Architecture¶

Status: placeholder. The detailed prose for each stage will be filled in Phase 2 alongside the source / process / field nodes. The high-level Mermaid diagram below is a working draft based on the exploration audit — names and edges will be refined as Phase 2 lands.

End-to-end view of the keyword-volume pipeline, from raw external feeds to customer-visible metrics.

Pipeline at a glance¶

flowchart LR
  subgraph Sources["External data sources"]
    GSC[GSC]
    GT[Google Trends]
    GKP[GKP]
    JS[Jumpshot]
  end

  subgraph Ingest["Stage 1 · Ingestion"]
    KVP[kvprocessor]
  end

  CENTRAL[(keywords_data_local<br/>200 shards × 256 ranges)]

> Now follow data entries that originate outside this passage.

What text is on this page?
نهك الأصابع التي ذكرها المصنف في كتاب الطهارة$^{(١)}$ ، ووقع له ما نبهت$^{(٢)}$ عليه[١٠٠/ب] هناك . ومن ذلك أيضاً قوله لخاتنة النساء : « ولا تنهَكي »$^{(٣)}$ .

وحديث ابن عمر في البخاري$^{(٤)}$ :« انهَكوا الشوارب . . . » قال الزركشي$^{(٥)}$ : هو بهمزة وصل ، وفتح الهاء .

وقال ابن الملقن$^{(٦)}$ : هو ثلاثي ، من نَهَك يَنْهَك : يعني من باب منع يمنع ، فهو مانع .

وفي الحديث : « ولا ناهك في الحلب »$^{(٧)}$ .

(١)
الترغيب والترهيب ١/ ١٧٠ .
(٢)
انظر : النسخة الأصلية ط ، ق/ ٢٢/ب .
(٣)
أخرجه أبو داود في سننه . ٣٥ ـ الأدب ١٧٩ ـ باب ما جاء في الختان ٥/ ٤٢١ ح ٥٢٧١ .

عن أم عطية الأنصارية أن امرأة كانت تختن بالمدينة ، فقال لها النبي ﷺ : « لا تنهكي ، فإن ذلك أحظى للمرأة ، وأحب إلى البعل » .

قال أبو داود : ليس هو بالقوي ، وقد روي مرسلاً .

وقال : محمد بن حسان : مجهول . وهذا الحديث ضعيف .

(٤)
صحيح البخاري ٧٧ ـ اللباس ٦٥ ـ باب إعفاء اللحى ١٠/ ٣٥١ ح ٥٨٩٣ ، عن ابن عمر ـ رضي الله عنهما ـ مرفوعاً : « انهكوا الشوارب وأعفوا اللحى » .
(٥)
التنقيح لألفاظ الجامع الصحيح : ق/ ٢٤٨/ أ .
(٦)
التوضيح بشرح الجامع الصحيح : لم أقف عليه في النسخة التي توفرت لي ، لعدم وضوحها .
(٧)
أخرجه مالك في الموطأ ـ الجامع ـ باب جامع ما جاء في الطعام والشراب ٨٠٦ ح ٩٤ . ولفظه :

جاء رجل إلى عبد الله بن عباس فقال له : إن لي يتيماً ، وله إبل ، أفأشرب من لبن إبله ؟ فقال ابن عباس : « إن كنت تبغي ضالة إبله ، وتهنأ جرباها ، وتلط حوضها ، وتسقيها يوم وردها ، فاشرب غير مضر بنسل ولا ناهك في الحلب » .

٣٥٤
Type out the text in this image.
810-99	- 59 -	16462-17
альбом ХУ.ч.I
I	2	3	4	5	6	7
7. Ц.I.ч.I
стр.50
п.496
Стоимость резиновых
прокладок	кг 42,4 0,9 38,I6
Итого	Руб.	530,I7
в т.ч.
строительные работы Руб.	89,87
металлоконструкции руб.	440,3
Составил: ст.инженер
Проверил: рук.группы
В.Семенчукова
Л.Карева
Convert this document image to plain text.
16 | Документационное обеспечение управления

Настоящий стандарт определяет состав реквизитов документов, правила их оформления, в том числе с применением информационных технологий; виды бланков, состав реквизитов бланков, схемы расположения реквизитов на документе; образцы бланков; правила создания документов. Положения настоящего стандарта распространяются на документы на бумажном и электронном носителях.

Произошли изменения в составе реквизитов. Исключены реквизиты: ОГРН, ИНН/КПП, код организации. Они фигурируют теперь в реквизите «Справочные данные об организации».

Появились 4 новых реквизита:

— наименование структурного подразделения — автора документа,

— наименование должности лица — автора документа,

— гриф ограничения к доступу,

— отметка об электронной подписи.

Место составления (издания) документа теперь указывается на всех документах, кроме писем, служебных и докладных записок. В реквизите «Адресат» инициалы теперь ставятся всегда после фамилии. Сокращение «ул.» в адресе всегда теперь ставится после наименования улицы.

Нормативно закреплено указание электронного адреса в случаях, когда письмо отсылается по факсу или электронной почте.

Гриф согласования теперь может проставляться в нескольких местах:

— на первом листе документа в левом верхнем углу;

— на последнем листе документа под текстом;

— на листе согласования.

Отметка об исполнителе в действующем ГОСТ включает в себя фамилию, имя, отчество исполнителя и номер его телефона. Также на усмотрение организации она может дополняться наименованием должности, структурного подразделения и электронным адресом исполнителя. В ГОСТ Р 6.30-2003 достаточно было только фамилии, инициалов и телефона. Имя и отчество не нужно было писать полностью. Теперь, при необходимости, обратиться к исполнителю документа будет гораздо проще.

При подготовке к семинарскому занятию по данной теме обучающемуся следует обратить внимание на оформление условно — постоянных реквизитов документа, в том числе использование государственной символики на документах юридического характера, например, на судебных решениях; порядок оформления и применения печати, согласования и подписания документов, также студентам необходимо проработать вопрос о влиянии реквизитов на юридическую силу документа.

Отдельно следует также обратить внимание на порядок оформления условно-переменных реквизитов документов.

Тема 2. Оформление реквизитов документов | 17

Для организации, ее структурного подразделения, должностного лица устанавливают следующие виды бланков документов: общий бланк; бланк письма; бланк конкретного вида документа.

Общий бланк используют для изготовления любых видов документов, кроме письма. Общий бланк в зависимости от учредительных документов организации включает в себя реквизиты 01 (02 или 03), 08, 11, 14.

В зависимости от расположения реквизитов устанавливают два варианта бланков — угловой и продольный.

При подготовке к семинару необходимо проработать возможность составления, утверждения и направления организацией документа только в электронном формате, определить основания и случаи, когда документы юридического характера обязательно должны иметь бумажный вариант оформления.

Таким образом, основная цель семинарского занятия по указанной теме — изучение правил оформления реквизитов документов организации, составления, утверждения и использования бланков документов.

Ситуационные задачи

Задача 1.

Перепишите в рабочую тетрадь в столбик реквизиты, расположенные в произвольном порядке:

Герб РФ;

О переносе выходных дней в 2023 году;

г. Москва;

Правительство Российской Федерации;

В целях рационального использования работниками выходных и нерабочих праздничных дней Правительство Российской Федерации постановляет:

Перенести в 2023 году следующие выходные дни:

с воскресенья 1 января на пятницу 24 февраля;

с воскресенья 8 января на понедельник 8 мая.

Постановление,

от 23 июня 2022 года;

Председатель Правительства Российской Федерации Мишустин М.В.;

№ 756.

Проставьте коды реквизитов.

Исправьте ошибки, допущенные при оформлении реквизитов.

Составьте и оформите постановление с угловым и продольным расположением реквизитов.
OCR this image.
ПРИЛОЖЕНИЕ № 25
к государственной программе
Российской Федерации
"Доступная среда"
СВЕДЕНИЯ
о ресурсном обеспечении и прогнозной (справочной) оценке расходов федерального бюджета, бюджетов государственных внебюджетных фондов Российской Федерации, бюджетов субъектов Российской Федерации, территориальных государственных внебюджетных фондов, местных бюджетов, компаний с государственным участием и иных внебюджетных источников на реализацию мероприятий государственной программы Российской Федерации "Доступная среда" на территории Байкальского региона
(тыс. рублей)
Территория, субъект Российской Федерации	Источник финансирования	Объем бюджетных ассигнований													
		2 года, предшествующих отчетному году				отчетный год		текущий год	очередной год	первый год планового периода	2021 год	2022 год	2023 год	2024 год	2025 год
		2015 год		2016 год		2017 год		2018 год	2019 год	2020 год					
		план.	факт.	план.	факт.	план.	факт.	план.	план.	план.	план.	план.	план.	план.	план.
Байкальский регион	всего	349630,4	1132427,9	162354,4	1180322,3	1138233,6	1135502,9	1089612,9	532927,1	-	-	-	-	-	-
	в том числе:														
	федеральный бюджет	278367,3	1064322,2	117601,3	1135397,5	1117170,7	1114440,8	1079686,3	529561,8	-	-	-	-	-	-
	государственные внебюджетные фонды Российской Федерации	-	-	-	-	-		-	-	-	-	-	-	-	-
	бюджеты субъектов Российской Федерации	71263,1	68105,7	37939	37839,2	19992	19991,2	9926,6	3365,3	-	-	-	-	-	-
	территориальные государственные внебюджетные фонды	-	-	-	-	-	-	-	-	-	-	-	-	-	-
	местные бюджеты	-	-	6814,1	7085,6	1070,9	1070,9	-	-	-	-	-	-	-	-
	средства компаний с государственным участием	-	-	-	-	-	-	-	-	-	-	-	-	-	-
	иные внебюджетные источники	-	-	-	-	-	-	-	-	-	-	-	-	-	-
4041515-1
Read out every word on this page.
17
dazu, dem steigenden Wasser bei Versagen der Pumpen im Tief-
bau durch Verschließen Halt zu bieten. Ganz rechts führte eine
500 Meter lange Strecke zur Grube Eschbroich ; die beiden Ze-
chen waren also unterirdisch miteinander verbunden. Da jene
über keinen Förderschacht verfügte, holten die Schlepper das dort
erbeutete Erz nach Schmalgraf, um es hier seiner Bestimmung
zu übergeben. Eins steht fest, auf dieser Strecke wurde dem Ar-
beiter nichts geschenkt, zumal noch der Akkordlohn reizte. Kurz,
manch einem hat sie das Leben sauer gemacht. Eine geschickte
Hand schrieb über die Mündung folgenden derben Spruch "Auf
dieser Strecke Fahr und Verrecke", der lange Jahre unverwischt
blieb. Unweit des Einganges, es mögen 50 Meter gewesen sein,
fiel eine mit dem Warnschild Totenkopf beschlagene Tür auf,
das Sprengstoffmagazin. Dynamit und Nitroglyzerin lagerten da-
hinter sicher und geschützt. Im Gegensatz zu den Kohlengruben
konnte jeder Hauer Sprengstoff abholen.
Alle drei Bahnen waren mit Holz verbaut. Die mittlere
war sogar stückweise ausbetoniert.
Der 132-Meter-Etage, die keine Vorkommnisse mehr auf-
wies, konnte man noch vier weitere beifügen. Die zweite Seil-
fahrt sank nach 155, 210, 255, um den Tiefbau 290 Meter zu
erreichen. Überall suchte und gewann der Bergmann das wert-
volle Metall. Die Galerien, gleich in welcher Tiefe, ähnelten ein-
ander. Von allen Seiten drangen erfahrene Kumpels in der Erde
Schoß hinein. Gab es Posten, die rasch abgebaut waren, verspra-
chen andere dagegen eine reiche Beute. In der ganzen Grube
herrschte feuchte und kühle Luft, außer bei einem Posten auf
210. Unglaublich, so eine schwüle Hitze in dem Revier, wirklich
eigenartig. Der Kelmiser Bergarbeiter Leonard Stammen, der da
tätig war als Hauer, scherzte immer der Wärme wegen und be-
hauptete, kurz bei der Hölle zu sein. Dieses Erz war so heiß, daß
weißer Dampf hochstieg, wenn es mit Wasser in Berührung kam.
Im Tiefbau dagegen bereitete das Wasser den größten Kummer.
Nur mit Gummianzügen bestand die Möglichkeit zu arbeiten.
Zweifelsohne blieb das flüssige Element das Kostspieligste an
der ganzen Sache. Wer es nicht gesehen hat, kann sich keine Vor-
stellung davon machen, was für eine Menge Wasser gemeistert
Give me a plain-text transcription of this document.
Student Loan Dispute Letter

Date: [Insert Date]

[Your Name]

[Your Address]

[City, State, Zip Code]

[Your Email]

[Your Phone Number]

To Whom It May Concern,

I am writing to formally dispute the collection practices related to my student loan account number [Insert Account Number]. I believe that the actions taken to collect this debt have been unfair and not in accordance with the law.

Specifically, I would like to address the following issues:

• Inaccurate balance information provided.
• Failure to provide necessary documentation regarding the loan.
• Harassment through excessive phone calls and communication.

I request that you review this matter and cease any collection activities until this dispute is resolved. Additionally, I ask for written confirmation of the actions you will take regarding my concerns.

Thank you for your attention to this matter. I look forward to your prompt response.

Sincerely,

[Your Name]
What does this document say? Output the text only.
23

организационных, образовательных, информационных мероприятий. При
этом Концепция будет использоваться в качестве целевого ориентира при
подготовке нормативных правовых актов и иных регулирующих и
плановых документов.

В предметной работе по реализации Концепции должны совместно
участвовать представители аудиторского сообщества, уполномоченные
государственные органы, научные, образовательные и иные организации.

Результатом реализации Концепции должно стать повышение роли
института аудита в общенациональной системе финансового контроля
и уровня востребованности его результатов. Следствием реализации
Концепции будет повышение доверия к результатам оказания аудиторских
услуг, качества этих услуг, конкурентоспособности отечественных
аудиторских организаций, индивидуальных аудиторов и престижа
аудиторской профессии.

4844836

  subgraph Process["Stage 2 · Processing"]
    PROC[processing.py]
  end

  subgraph PE["Stage 3 · PE update"]
    PEU[pe_update.py]
  end

  subgraph Upload["Stage 4 · Upload"]
    UCH[CH metrics]
    UES[Elasticsearch]
  end

  subgraph Consumers["Downstream consumers"]
    API[Customer API]
    DEMO[Demo dashboard]
    PESYS[Position Explorer]
  end

  subgraph Refresh["Refresh extraction"]
    EGT[extract_gt]
    EGKP[extract_gkp]
  end

  GSC --> KVP
  GT --> KVP
  GKP --> KVP
  JS --> KVP
  KVP --> CENTRAL
  CENTRAL <--> PROC
  CENTRAL <--> PEU
  CENTRAL --> UCH
  CENTRAL --> UES
  UES --> API
  CENTRAL --> DEMO
  UCH --> PESYS

  CENTRAL -.signals.-> EGT
  CENTRAL -.signals.-> EGKP
  EGT -.refresh.-> CENTRAL
  EGKP -.refresh.-> CENTRAL

Legend¶

Node	What it carries / does
GSC	Google Search Console — impressions, clicks, CTR, position per keyword × domain × device × day
Google Trends	Relative trend index 0–100 by month, since 2014
GKP	Google Keyword Planner — monthly volume + CPC + top-of-page bids
Jumpshot	One-time historical volume + organic click %; stale — never refreshes
kvprocessor	C++ ingestion: pulls from each source, dedups, rolls up to monthly, writes raw arrays
keywords_data_local	The hub — 200 laksa shards × 256 ranges; raw `_array_store` arrays and* derived `processed_*` columns live here
processing.py	Slurm job (one Python process per shard) — blend, smooth, classify trend type, forecast, score confidence
pe_update.py	Decides the top/bottom 400k keywords for Position Explorer tracking
CH metrics / Elasticsearch	Stage-4 uploads of the `processed_*` columns to downstream stores
extract_gt / extract_gkp	Signal-driven refresh extractors (independent cadence) — see refresh logic

The four stages¶

Ingestion (kvprocessor.cpp) — pulls fresh data from each remote ClickHouse host (isog, laksa), consolidates into the central table keywords.keywords_data_local. Writes raw time-series arrays per source.
Processing (processing.py) — runs as a Slurm job across the 200 laksa shards. Reads raw arrays, computes derived metrics (volume blend, trend merge, growth classification, forecast, confidence), writes the processed_* columns back to the same table.
Position Explorer update (pe_update.py) — decides which keywords belong in PE tracking based on the freshly processed volume and growth.
Backend upload (upload_backend.sh) — distributes the processed columns to the customer-facing ClickHouse (keywords_metrics_local) and to Elasticsearch indices.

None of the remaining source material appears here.